How does a DNA test work?
Besides DNA testing in hospitals and laboratories, it is also possible to have your DNA tested commercially. This is possible in the field of ancestry, for home dna paternity tests and tests for advice on nutrition, health and career. DNA tests come in different types. They do however, have one thing in common: by taking a sample of cheek swab and sending it to a laboratory, the unique genetic code is read out, after which it is compared with other DNA data in a database. A gene report is drawn up and the results are returned by post or e-mail.

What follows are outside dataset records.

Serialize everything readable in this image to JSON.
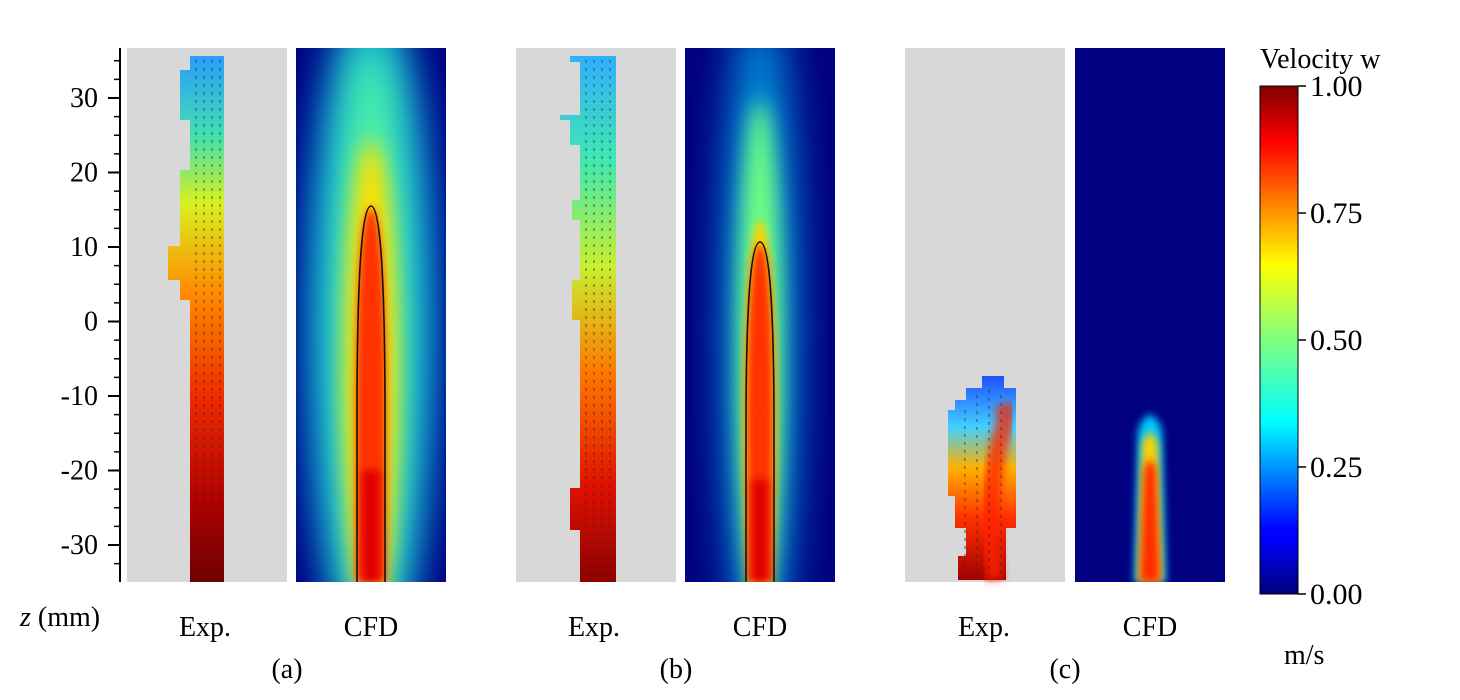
{
  "chart_data": {
    "type": "heatmap",
    "panels": [
      {
        "label": "(a)",
        "exp_label": "Exp.",
        "cfd_label": "CFD",
        "cfd_contour_tip_z": 16,
        "jet_tip_z": 36
      },
      {
        "label": "(b)",
        "exp_label": "Exp.",
        "cfd_label": "CFD",
        "cfd_contour_tip_z": 11,
        "jet_tip_z": 36
      },
      {
        "label": "(c)",
        "exp_label": "Exp.",
        "cfd_label": "CFD",
        "cfd_contour_tip_z": -16,
        "jet_tip_z": -12
      }
    ],
    "y_axis": {
      "label_italic": "z",
      "label_rest": " (mm)",
      "ylim": [
        -35,
        37
      ],
      "ticks": [
        30,
        20,
        10,
        0,
        -10,
        -20,
        -30
      ],
      "tick_labels": [
        "30",
        "20",
        "10",
        "0",
        "-10",
        "-20",
        "-30"
      ]
    },
    "colorbar": {
      "title": "Velocity w",
      "unit": "m/s",
      "range": [
        0,
        1
      ],
      "ticks": [
        1.0,
        0.75,
        0.5,
        0.25,
        0.0
      ],
      "tick_labels": [
        "1.00",
        "0.75",
        "0.50",
        "0.25",
        "0.00"
      ],
      "colormap": "jet"
    }
  }
}
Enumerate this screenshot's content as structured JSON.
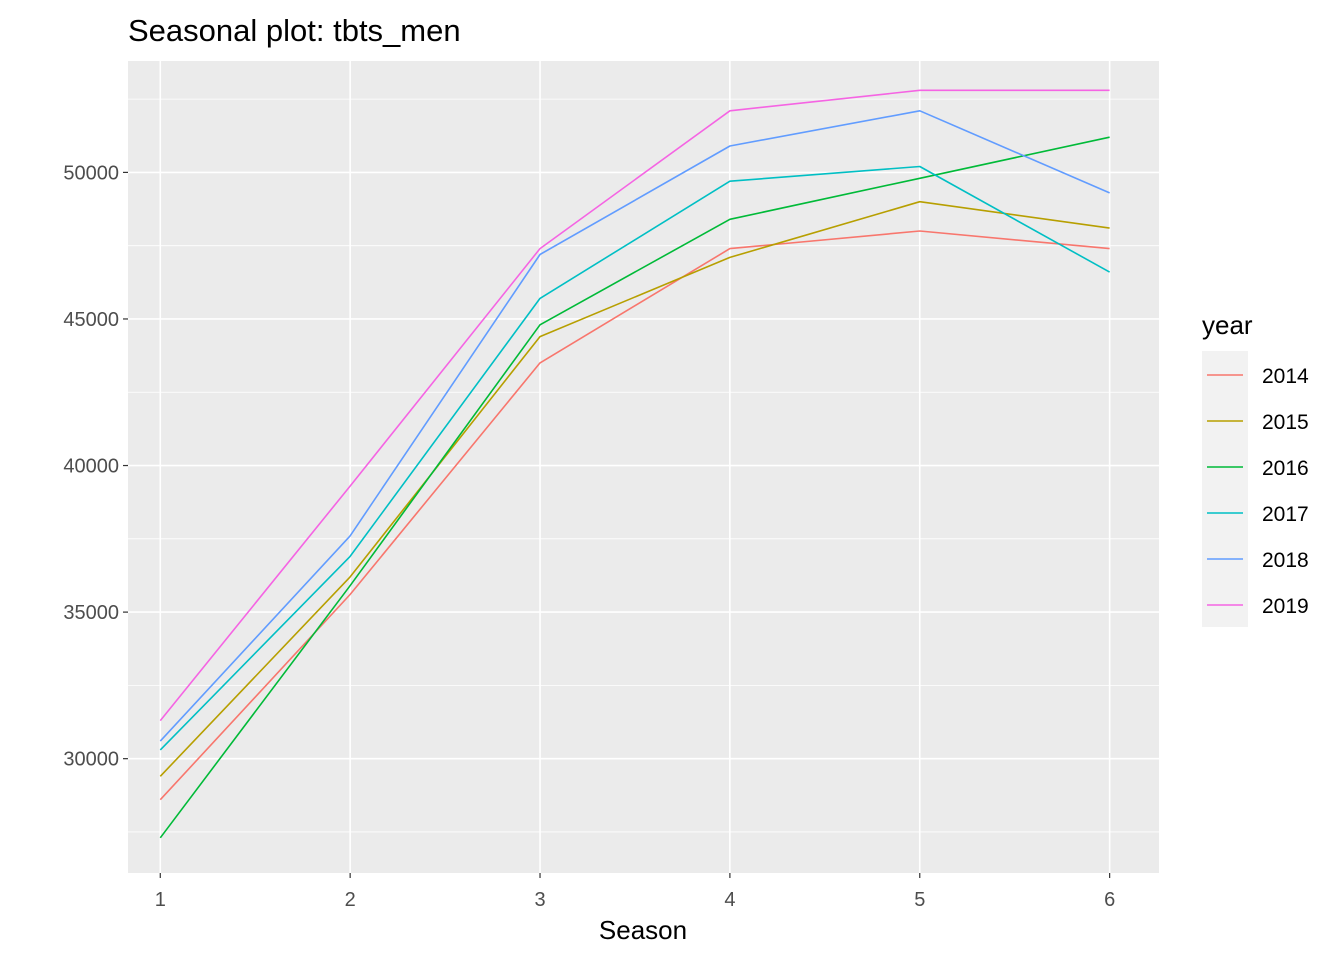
{
  "chart_data": {
    "type": "line",
    "title": "Seasonal plot: tbts_men",
    "xlabel": "Season",
    "ylabel": "",
    "x": [
      1,
      2,
      3,
      4,
      5,
      6
    ],
    "x_tick_labels": [
      "1",
      "2",
      "3",
      "4",
      "5",
      "6"
    ],
    "y_ticks": [
      30000,
      35000,
      40000,
      45000,
      50000
    ],
    "y_tick_labels": [
      "30000",
      "35000",
      "40000",
      "45000",
      "50000"
    ],
    "xlim": [
      0.83,
      6.26
    ],
    "ylim": [
      26100,
      53800
    ],
    "grid": true,
    "legend": {
      "title": "year",
      "position": "right"
    },
    "series": [
      {
        "name": "2014",
        "color": "#F8766D",
        "values": [
          28600,
          35600,
          43500,
          47400,
          48000,
          47400
        ]
      },
      {
        "name": "2015",
        "color": "#B79F00",
        "values": [
          29400,
          36200,
          44400,
          47100,
          49000,
          48100
        ]
      },
      {
        "name": "2016",
        "color": "#00BA38",
        "values": [
          27300,
          35900,
          44800,
          48400,
          49800,
          51200
        ]
      },
      {
        "name": "2017",
        "color": "#00BFC4",
        "values": [
          30300,
          36900,
          45700,
          49700,
          50200,
          46600
        ]
      },
      {
        "name": "2018",
        "color": "#619CFF",
        "values": [
          30600,
          37600,
          47200,
          50900,
          52100,
          49300
        ]
      },
      {
        "name": "2019",
        "color": "#F564E3",
        "values": [
          31300,
          39300,
          47400,
          52100,
          52800,
          52800
        ]
      }
    ]
  }
}
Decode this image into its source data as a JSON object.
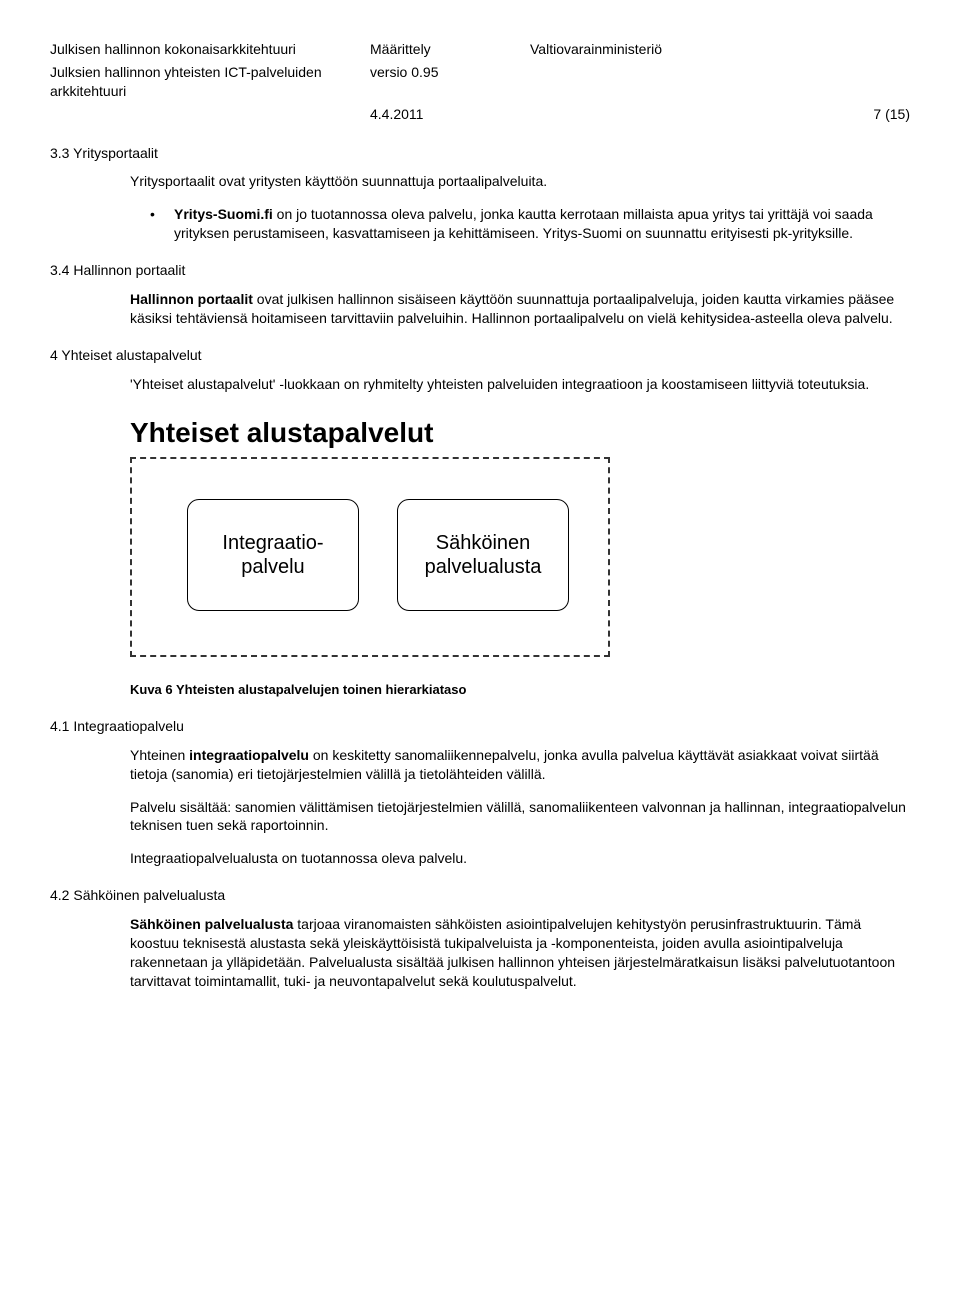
{
  "header": {
    "title1": "Julkisen hallinnon kokonaisarkkitehtuuri",
    "title2": "Julksien hallinnon yhteisten ICT-palveluiden arkkitehtuuri",
    "doc_type": "Määrittely",
    "version": "versio 0.95",
    "org": "Valtiovarainministeriö",
    "date": "4.4.2011",
    "page": "7 (15)"
  },
  "s33": {
    "heading": "3.3 Yritysportaalit",
    "p1": "Yritysportaalit ovat yritysten käyttöön suunnattuja portaalipalveluita.",
    "bullet_bold": "Yritys-Suomi.fi",
    "bullet_rest": " on jo tuotannossa oleva palvelu, jonka kautta kerrotaan millaista apua yritys tai yrittäjä voi saada yrityksen perustamiseen, kasvattamiseen ja kehittämiseen. Yritys-Suomi on suunnattu erityisesti pk-yrityksille."
  },
  "s34": {
    "heading": "3.4 Hallinnon portaalit",
    "p1_bold": "Hallinnon portaalit",
    "p1_rest": " ovat julkisen hallinnon sisäiseen käyttöön suunnattuja portaalipalveluja, joiden kautta virkamies pääsee käsiksi tehtäviensä hoitamiseen tarvittaviin palveluihin. Hallinnon portaalipalvelu on vielä kehitysidea-asteella oleva palvelu."
  },
  "s4": {
    "heading": "4 Yhteiset alustapalvelut",
    "p1": "'Yhteiset alustapalvelut' -luokkaan on ryhmitelty yhteisten palveluiden integraatioon ja koostamiseen liittyviä toteutuksia."
  },
  "diagram": {
    "title": "Yhteiset alustapalvelut",
    "box1": "Integraatio-\npalvelu",
    "box2": "Sähköinen\npalvelualusta",
    "caption": "Kuva 6 Yhteisten alustapalvelujen toinen hierarkiataso",
    "colors": {
      "border": "#333333",
      "box_border": "#000000",
      "background": "#ffffff"
    }
  },
  "s41": {
    "heading": "4.1 Integraatiopalvelu",
    "p1a": "Yhteinen ",
    "p1_bold": "integraatiopalvelu",
    "p1b": " on keskitetty sanomaliikennepalvelu, jonka avulla palvelua käyttävät asiakkaat voivat siirtää tietoja (sanomia) eri tietojärjestelmien välillä ja tietolähteiden välillä.",
    "p2": "Palvelu sisältää: sanomien välittämisen tietojärjestelmien välillä, sanomaliikenteen valvonnan ja hallinnan, integraatiopalvelun teknisen tuen sekä raportoinnin.",
    "p3": "Integraatiopalvelualusta on tuotannossa oleva palvelu."
  },
  "s42": {
    "heading": "4.2 Sähköinen palvelualusta",
    "p1_bold": "Sähköinen palvelualusta",
    "p1_rest": " tarjoaa viranomaisten sähköisten asiointipalvelujen kehitystyön perusinfrastruktuurin. Tämä koostuu teknisestä alustasta sekä yleiskäyttöisistä tukipalveluista ja -komponenteista, joiden avulla asiointipalveluja rakennetaan ja ylläpidetään. Palvelualusta sisältää julkisen hallinnon yhteisen järjestelmäratkaisun lisäksi palvelutuotantoon tarvittavat toimintamallit, tuki- ja neuvontapalvelut sekä koulutuspalvelut."
  }
}
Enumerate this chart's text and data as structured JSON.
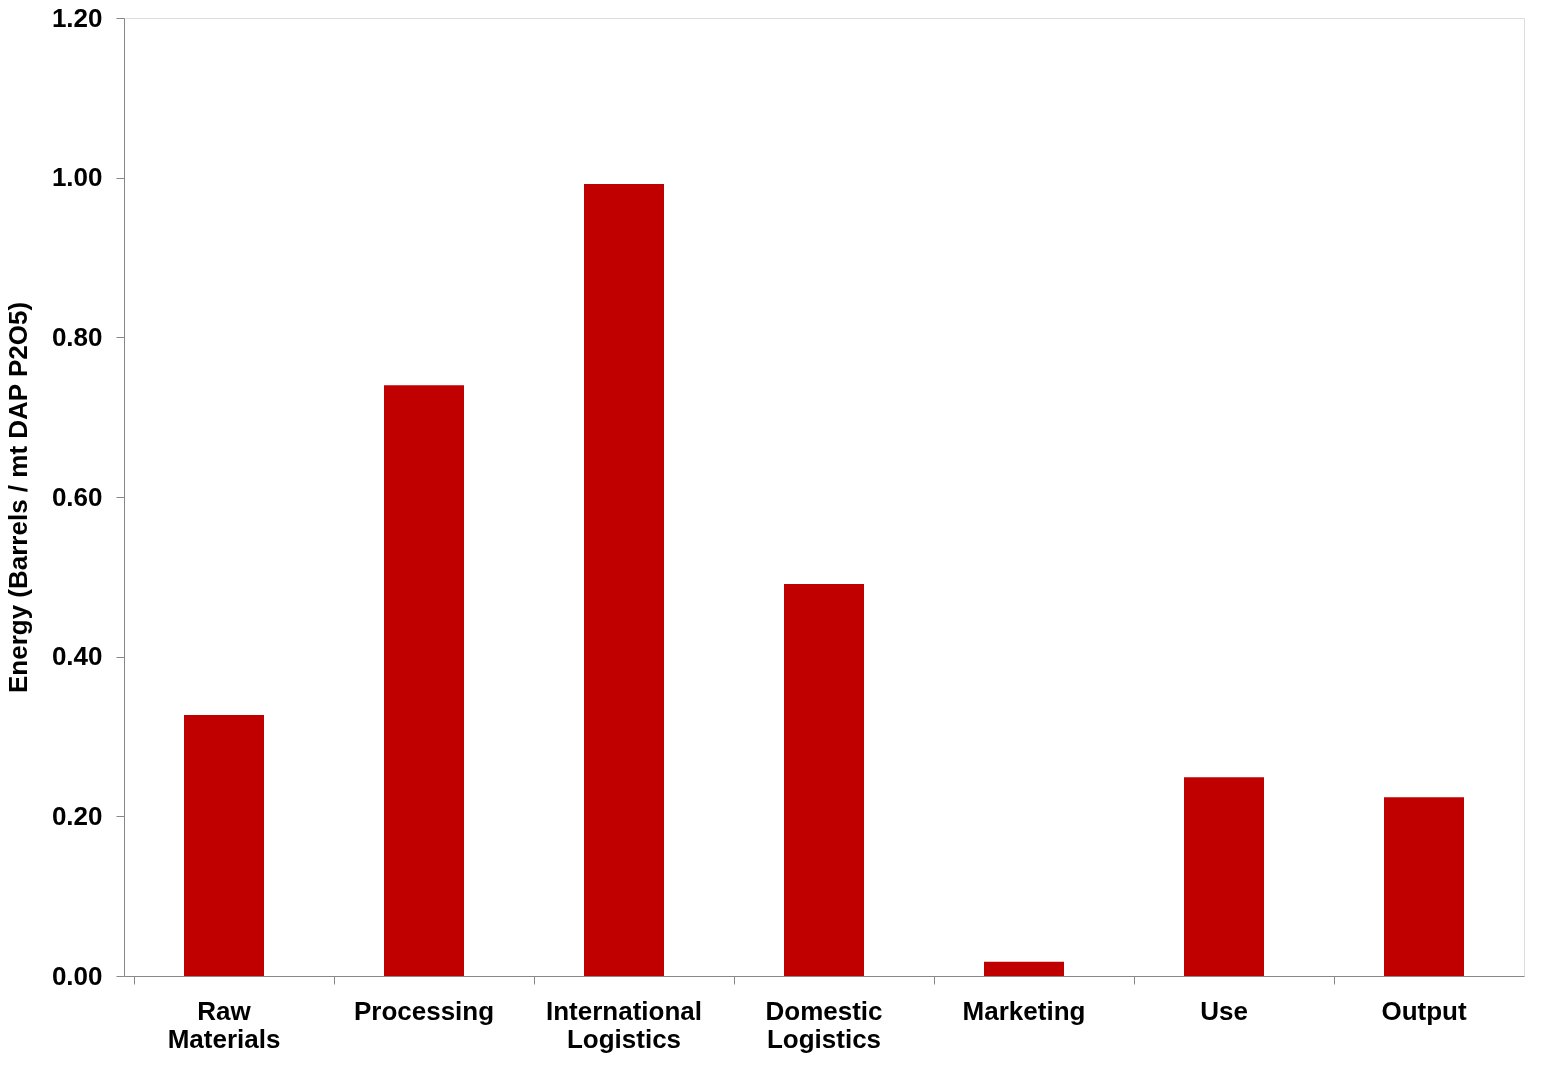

When it is necessary to compare data for a good result, such as with ancestry and hereditary disposition, it is important to pay attention to how big the database is that is being compared. Comparing data from a small database will give a less accurate result than comparing with a large database. This does not apply to you when you have searched for a ‘legal dna testing near me’ or something like that by the way. For such a test, only DNA from two people is needed, so no comparison is made with data from others.